Edward de Bono is primarily known as the author of Lateral Thinking: Creativity Step by Step  and Six Thinking Hats. The concept of lateral thinking is the basis for his giant output of material – books, seminars, workshops and presentations. It begins with “don’t take anything for granted”, or “suspend your preconceived notions and assumptions”. Then apply various techniques like answering what many would think to be irrelevant questions: what if it were the size of an elephant?, what if there were no wheels?, what famous historical figure might be an ideal spokesperson?

There’s a lot more to de Bono and his ideas. And, yes, it might take some time to absorb and put to use his techniques. But the effort is worth your while if creativity is part of your life.

Next, Tony Buzan, the originator, or again perhaps the first advocate of, mind mapping. Originally developed to help students “outline” lectures in a graphic way, it’s been found to be a powerful method of generating ideas. A mind map is pictured below. It was copied from his book, The Mind Map Book.

A mind map

Note that everything emanates from the central point in nodes that can be expanded as the process continues. In naming, each node could be a particular type of name (geographic, coined words, idioms, etc.) or perhaps attributes of a product. You might concentrate on name candidates based on beauty, durability, leading edge, etc.

So, here are three approaches to creative problem-solving. All three are very useful in the naming process. But I know I’ve found them useful in any problem-solving situations.

Naming Tips: Number 7 in a Series

In this series, I’ve attempted to broaden the scope of potential names. Here are two more ways you might not have thought of, even though both have limited application.
There’s a way to impart certain cultural suggestions or associations by using the first part of two-part proper names (ie: Mc, Mac, O’, Van, von, D’, Di, De, Del, Bel, San, La, L’) and hook them up with descriptive nouns like McNuggets, O’Cedar, MacFrugal.

It’s also worth exploring new lead-ins as if you were on staff at Paramount Studios dreaming up character names for the next Star Trek series: (RelTran, B’Yond, G’Wizz). 
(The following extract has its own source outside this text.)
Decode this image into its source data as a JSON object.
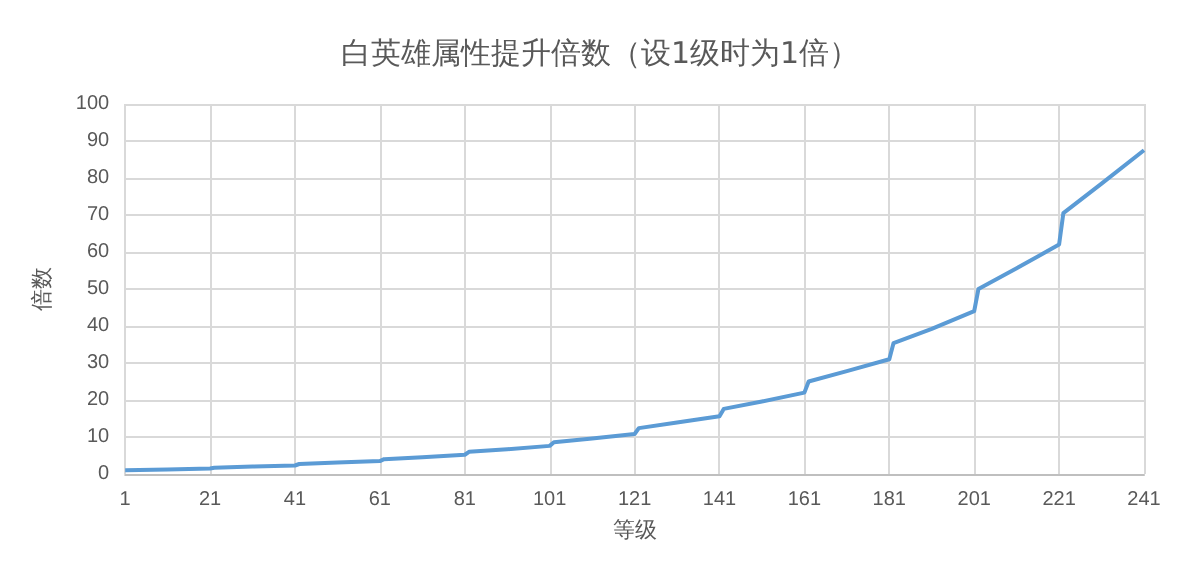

This second tip may be as much a graphic approach as it is a purely name-making activity. But you can create names that stand out with visual devices. When so-doing you must remember that your name may not be utilized in the method you would wish by press or referrers. Also, though it might be trademarkable as a graphic, a graphic name may not be available as a common word, nor will you be able to use a graphic device as a web site URL.

However, it is possible to incorporate devices such as hyphens, common symbols & punctuation(+,!), all lower case, underlined word parts, combined UPPERlower case, CapsINmiddle, pronunciation marks (Jels’-ema), two Differentfonts, Etc.

Though limited in application, either of these tips might stimulate your search for outside-the-can name candidates.